Foto: Luis Oller |
Tanto como se habla hoy de fuga de cerebros en nuestro país, desde que nuestra siempre delicada y precaria política laboral, potenciada con las últimas y graves crisis económicas sufridas desde 2008, obligara a emigrar a una de las generaciones dicen que mejor preparadas de nuestra historia, sobre todo en lo que se refiere a ciencia, no hay que olvidar que este fenómeno ha ocurrido ya en otras muchas ocasiones y en relación a otros países. El programa con el que anoche se presentó en el Espacio Turina, del que es orquesta residente, la Barroca de Sevilla, versó sobre este particular, presentando un buen ramillete de brillantes compositores italianos que en el settecento emigraron a un siempre emergente Reino Unido para responder a la creciente demanda musical que se generó en las islas tras el fallecimiento de su celebrado Purcell. Atraídos por las buenas condiciones de trabajo, la necesidad de arreglar partituras para su interpretación doméstica en una clase acomodada también en crecimiento, y servir a la clase dirigente, especialmente aristócrata y monárquica, avivó el interés de estos autores de la península itálica por las islas británicas.
Con esta premisa y un buen catálogo de extraordinarias partituras bajo el brazo para el instrumento que domina a la perfección, la alemana Dorothee Oberlinger regresó a esta sala apenas un año después de deleitarnos con la música de Bach junto al laudista Edin Karamazov. Sin pausa y sin aliento, la flautista acometió un programa en el que sin embargo se distinguían dos partes simétricas, ambas introducidas con una breve pieza de aires indiscutiblemente británicos, A Ground in D, del compositor de origen moravo Gottfried Finger, y la preciosa y evocadora melodía Johnnie Faa, que el flautista y oboísta Francesco Barsanti, originario de Lucca, incluyó en su colección de temas tradicionales escoceses.
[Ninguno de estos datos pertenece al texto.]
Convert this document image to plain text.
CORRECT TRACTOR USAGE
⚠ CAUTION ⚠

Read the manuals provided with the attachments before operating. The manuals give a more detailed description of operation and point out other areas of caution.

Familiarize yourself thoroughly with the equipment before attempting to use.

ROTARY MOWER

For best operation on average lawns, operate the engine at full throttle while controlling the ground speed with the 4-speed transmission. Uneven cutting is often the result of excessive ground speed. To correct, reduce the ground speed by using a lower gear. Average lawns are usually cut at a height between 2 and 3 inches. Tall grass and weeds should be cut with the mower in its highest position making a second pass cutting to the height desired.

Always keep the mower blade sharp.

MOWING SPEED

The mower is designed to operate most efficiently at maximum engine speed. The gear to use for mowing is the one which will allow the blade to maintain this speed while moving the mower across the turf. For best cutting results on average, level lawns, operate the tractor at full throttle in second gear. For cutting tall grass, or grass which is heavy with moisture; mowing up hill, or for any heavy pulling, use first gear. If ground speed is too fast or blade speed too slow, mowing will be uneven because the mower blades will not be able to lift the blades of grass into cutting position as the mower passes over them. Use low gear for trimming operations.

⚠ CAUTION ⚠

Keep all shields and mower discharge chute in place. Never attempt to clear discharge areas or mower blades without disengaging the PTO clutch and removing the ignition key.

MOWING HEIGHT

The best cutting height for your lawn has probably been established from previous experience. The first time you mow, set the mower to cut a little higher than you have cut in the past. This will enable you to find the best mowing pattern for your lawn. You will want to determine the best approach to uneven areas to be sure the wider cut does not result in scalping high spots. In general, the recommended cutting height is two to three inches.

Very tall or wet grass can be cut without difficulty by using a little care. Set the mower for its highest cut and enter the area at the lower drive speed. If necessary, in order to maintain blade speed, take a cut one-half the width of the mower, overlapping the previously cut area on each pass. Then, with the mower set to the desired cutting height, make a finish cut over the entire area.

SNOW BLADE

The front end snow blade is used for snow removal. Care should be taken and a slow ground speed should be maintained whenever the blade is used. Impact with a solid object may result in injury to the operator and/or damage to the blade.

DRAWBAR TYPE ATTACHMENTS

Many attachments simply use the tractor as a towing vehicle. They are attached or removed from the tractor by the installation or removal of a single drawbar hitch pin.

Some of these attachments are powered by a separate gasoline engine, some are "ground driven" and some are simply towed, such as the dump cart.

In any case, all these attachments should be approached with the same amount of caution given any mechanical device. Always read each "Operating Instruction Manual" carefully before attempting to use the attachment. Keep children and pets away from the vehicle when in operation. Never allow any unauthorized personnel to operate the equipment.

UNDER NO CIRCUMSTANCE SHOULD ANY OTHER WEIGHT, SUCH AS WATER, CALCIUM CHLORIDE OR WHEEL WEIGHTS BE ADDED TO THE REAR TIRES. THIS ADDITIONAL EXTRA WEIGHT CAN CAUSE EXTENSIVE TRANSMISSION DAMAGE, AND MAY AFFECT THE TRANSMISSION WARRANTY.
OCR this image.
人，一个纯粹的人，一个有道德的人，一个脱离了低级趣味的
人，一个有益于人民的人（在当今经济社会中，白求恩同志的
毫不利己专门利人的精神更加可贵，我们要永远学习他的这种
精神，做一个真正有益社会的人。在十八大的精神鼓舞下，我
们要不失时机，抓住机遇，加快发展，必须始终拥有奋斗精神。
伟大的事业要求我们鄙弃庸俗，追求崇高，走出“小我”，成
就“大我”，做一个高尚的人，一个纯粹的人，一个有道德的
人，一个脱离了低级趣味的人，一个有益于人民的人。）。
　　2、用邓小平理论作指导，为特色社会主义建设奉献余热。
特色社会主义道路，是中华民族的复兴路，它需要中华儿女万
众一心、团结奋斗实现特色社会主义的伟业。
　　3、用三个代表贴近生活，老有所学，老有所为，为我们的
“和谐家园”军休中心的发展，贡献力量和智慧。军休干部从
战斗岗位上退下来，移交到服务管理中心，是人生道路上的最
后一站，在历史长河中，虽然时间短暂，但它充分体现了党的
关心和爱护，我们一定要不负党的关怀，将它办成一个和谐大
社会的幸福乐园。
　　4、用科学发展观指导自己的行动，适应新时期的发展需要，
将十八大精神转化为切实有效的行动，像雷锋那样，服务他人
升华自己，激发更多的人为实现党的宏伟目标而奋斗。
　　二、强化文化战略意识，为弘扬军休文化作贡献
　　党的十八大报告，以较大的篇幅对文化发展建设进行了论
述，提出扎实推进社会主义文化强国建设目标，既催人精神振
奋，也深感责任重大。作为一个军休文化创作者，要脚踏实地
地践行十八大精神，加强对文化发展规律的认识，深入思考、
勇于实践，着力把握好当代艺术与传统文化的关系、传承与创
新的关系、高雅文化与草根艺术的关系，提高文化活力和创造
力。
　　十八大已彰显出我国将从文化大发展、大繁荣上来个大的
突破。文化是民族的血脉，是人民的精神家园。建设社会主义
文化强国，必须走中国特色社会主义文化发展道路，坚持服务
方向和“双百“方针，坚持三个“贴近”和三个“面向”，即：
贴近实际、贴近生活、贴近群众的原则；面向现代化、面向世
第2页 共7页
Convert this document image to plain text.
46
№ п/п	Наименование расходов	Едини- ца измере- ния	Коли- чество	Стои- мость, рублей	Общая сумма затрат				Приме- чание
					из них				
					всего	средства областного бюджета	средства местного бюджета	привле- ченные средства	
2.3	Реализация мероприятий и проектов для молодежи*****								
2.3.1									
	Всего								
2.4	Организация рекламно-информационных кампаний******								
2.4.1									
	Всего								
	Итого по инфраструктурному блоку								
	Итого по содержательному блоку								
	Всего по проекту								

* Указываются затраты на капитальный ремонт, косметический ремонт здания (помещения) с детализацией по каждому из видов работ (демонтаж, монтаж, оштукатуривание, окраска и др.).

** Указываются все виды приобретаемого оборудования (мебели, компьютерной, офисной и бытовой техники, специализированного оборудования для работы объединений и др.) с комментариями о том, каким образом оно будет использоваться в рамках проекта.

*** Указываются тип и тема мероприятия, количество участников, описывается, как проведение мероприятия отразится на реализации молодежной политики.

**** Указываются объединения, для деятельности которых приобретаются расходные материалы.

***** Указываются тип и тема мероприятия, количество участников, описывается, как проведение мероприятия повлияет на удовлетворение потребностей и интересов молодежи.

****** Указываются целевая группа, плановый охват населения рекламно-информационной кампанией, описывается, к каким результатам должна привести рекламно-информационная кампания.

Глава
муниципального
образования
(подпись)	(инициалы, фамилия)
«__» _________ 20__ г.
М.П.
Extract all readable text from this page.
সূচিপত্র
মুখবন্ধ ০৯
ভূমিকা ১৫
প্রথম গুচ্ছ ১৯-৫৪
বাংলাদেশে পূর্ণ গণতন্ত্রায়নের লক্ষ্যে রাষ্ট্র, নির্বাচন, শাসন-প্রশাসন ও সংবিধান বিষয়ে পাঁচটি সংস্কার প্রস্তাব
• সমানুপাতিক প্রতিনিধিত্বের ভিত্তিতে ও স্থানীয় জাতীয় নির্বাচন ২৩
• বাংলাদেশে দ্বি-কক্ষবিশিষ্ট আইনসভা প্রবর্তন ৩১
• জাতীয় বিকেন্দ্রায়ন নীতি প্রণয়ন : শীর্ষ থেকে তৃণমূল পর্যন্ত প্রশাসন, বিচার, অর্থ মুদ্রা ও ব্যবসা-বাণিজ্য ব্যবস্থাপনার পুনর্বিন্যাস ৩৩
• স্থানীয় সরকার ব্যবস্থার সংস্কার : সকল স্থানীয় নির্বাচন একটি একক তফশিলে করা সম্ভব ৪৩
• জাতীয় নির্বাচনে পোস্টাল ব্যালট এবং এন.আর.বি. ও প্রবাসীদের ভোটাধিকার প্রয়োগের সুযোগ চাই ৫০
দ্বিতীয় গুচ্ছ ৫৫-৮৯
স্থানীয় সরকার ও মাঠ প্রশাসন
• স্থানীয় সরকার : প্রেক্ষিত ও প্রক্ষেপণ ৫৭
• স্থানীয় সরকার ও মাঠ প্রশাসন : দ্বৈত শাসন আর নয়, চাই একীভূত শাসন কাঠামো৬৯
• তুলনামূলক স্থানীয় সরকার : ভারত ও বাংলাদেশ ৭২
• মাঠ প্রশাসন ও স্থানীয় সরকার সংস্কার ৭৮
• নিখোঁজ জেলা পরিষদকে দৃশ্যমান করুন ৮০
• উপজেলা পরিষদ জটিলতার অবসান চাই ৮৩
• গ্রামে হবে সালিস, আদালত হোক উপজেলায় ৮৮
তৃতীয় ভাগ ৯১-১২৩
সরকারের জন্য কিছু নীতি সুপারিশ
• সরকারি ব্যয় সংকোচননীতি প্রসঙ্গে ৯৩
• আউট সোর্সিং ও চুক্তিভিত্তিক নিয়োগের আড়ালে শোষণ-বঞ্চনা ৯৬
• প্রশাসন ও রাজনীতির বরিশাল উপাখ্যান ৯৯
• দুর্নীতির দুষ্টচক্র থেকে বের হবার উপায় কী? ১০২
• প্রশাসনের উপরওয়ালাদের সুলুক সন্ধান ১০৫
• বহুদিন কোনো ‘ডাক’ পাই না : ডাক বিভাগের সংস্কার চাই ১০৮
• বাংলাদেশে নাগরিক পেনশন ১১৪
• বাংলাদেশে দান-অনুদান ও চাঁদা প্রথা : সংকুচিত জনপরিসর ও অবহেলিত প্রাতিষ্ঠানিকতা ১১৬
Una pieza tan profunda y en registro tan sumamente grave que exige el manejo de una flauta bajo de enormes proporciones. Tras la pieza de Finger, Oberlinger resolvió con brío y entusiasmo, sin desfallecer y haciendo alarde de una articulación portentosa, una sonata de Haendel en la que alternó con éxito las flautas dulces soprano y sopranino. Y tras el tema de Barsanti, un concierto para flauta soprano afinada una sexta por encima de la contralto, de William Babell, prolífico arreglista de música vocal para el teclado. Antes ya nos había conquistado con una jiga del Concerto grosso que Geminiani, que junto a Barsanti emigró de su Lucca natal, basó en el Op. 5 de Corelli, y que Oberlinger defendió con la ayuda de unos excelentes Eyal Streett al fagot y Miguel Romero al violín, que ejerció de concertino y en la práctica podríamos decir que dirigió al conjunto.
Las vertiginosas ornamentaciones propuestas a lo largo del programa encontraron en la virtuosa flautista su intérprete ideal, sin desfallecimiento, con un control prodigioso de la respiración y unas agilidades solo al alcance de los intérpretes mejor preparados, encontrando en la propina, un allegro de concierto de Vivaldi, el punto más elevado del virtuosismo instrumental. Eso no quiere decir ni de lejos que no cuidara el aspecto expresivo de su actuación, evidente en el larghetto de la sonata de Haendel o la Sarabanda de Geminiani, resueltos con tanto encanto como poder evocador. El resto del programa, un Concerto grosso de Haendel y otro en Re mayor del pionero crítico musical y alumno de Geminiani, Charles Avison, lo defendió el conjunto con la gracia acostumbrada. Una vez más tenemos que aplaudir la excelente aportación del bajo continuo, con el ya mencionado Streett, el contrabajo rotundo y autoritario de Ventura Rico, el sedoso y elegantemente articulado violonchelo de Mercedes Ruiz, y una magistral alternancia de órgano y clave por parte de Alejandro Casal. La cuerda arropó con mucho empuje y considerables dosis de lirismo, como muy bien saben hacer.